There are certain rules that tend to be followed for theme tunes. The first is that you get a two to three minute piece of soaring orchestral music designed to introduce your characters and lay out your fictional stall. The second, which really began to get popular through JJ Abrams’ TV shows, is the single note sting. You strike a chord,musically and visually, you throw a single title card out and up you get and off at the gallop. The third is to take a thematically appropriate song and attach it to the show. All of them work, all of them have been used countless times.
Alphas does none of them.
[youtube http://www.youtube.com/watch?v=mOYZIX5EjLI]
Instead, the first thing you get is chunky, crunchy blues electric guitar. It actually made me sit up straighter the first time I heard it because I was so used to the music in a superhuman show being orchestra, sweeping and dull. Straight away, this is different, a little crumpled, a little angry. This isn’t X-Men, this isn’t Heroes. This is six thousand miles of bad road and tough decisions in musical form.
Then the lyrics kick in. ‘Don’t take no for an answer’ is essentially the mission statement of the show; good people in an odd situation who are overlooked or ignored. This isn’t a show about people defending a world that hates and fears them, it’s a show about normal people locked out of normal lives by the one odd thing they can do, the one blemish, the one defining quality. It’s no accident I suspect that the characters we see most of in the opening credits are Bill, Rachel and Gary. One is perennially grumpy about losing his old life and channels that into his strength, another is constantly overwhelmed by her enhanced senses and the third is so entranced by the web of signal only he can see that he’s functionally autistic. None of them are ‘normal’, none of them are entirely happy with their abilities and all of them have the choice of trying to ignore what they are, of saying no. But like the song says, they don’t take no for an answer. The same lyric fits beautifully into the other characters, Nina and Hicks’ backstories too. One can ‘push’ people into telling her whatever they want and the other has perfect aim and crippling self doubt. Nina’s ability is built around not letting people refuse her, and Hicks’ ability is crippled by his inability to believe in himself. This is the world of the show in a single lyric and a single, gloriously raucous, crumpled ‘bad man walking’ piece of guitar work. The whole thing culminates in the line:
‘People don’t understand, people like me.’

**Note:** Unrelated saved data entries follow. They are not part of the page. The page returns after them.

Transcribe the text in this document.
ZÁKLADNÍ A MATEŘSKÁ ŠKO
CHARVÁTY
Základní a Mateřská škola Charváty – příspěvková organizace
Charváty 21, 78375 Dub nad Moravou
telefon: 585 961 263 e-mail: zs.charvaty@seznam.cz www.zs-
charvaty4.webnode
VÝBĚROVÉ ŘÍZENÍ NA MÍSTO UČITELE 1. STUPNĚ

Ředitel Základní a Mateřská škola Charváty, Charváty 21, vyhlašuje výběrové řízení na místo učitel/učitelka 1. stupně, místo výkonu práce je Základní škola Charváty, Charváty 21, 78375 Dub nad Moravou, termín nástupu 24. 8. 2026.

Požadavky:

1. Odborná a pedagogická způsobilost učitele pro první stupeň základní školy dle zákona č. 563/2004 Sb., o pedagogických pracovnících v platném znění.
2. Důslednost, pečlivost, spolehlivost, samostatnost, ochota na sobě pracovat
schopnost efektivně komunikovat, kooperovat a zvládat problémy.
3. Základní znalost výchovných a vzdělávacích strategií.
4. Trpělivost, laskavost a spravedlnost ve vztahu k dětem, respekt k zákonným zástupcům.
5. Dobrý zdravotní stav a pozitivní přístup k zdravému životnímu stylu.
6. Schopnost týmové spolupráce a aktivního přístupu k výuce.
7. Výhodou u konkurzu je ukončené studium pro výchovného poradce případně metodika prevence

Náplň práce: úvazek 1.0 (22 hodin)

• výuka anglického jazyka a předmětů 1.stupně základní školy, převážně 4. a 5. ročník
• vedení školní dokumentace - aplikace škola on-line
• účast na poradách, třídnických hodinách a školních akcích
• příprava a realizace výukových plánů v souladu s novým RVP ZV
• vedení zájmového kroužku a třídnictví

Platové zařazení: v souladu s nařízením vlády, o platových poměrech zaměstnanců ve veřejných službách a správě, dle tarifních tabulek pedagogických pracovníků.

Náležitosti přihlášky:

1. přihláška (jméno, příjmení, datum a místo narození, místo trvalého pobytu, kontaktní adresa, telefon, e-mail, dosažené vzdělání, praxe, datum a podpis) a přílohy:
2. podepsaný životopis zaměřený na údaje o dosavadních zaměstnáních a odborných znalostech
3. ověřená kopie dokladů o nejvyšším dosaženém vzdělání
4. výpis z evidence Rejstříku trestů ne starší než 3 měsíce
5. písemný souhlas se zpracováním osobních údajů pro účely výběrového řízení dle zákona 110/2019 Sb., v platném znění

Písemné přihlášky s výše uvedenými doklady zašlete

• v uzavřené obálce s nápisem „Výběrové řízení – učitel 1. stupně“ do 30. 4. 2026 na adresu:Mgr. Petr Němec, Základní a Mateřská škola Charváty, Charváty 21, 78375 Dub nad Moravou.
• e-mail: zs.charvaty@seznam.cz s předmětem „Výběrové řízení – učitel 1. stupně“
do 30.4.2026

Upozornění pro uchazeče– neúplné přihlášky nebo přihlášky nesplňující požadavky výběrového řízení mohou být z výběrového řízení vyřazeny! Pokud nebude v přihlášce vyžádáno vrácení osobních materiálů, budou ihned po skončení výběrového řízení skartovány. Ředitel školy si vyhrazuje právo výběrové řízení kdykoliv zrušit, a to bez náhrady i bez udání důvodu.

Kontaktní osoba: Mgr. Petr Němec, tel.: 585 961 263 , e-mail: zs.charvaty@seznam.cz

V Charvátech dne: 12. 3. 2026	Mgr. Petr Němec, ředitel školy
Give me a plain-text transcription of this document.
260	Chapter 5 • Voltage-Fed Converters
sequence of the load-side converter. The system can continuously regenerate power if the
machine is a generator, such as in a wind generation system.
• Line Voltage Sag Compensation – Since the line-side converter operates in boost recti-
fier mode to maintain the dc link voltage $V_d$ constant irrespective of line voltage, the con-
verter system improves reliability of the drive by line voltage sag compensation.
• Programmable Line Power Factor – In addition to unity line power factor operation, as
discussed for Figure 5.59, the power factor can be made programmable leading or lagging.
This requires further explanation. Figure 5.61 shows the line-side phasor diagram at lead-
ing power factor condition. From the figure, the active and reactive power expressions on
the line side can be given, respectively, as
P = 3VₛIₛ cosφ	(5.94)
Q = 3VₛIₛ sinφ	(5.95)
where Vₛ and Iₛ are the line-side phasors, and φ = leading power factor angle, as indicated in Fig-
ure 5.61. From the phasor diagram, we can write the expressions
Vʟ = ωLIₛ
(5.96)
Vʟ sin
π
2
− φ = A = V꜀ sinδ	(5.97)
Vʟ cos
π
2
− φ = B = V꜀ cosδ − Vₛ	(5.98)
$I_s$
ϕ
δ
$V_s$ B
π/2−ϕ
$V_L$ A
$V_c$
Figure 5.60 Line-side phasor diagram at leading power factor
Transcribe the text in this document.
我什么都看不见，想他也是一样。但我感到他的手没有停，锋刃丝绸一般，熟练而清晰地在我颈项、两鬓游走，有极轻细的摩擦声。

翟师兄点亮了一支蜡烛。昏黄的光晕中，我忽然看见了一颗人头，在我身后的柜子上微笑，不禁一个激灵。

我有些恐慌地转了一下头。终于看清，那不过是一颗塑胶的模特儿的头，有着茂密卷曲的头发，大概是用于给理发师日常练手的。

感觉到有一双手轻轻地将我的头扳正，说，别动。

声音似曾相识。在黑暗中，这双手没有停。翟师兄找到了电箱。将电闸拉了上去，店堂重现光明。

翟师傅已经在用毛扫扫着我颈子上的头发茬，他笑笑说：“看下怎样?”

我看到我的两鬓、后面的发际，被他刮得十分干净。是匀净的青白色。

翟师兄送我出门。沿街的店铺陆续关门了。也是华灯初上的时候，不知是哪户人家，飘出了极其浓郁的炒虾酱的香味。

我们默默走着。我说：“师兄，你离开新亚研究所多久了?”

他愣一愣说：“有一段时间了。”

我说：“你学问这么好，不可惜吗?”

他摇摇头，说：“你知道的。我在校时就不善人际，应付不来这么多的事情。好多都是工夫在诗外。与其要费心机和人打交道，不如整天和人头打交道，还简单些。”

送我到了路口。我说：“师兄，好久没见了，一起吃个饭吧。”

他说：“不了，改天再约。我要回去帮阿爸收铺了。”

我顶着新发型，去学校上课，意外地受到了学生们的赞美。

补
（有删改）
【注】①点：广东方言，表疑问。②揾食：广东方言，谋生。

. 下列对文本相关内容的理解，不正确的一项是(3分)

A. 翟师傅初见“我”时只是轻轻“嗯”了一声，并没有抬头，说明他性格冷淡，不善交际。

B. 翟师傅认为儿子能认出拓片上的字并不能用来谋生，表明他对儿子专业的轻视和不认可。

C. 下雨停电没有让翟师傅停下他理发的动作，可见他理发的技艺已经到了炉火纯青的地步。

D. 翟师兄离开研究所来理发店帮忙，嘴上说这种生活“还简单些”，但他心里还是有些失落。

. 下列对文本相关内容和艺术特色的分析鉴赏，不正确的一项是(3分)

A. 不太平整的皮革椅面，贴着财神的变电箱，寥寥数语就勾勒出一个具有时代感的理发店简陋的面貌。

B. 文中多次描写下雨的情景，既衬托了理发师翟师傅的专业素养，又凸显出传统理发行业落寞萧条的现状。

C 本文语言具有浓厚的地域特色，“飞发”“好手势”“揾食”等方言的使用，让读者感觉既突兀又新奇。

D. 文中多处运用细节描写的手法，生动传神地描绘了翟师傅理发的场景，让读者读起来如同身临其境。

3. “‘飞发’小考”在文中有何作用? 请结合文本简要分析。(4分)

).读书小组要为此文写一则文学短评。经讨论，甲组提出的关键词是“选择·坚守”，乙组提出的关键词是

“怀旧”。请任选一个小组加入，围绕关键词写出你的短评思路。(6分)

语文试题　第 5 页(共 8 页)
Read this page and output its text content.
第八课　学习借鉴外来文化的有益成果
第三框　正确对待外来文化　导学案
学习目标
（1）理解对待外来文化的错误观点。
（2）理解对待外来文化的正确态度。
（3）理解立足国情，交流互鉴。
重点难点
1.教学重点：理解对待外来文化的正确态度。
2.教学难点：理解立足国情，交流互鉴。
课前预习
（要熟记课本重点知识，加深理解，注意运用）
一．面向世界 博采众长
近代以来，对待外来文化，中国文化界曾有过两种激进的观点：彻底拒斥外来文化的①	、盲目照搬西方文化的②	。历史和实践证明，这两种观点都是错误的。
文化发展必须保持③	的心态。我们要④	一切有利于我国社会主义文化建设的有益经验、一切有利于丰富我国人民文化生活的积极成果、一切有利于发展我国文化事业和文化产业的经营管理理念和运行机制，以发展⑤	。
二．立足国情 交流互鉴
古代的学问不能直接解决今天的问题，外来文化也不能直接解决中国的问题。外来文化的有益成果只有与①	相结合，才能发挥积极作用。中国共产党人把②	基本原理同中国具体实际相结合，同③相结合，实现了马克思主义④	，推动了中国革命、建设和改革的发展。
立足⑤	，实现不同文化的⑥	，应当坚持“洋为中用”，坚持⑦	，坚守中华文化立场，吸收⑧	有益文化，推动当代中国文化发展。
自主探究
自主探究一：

And more of that crunchy guitar. It’s a deliciously ambiguous line to close on, that refers to three separate levels of meaning in the show. The first is the traditional ‘hates and fears them’ aspect of stories like this, with time and again the show proving that the only people who really understand the Alphas are other Alphas. The second layer of meaning is both more ambiguous and more sinister, with the implication that Doctor Rosen is far less knowledgeable about them than he thinks he is and the dangers inherent in that. The show, certainly at the point I’ve watched up to so far, takes great pains to show that the Alpha field team is, potentially, incredibly dangerous and that Rosen is operating on the bare bleeding edge of safety. The theme tune acknowledges this at the same time as layering in a third, equally ambiguous level of meaning. The line can also be read as ‘People don’t understand. People like ME.’. In other words, the theme tune is looking at the Alphas from the outside rather than the inside, with the implied hostility that comes with that and the tacit acknowledgement that they’re outsiders to the point where even they’re own theme music is distanced from them. It’s a remarkably clever piece of narrative commentary that tops off one of the best, most succinct pieces of theme music in recent years. The Alphas theme tells you everything you need to know, sets the tone for the show and keys you into the ambiguities that lie at the show’s heart and does it all in under a minute. Elegant,economic and indidividualistic it’s the perfect encapsulation of the show itself.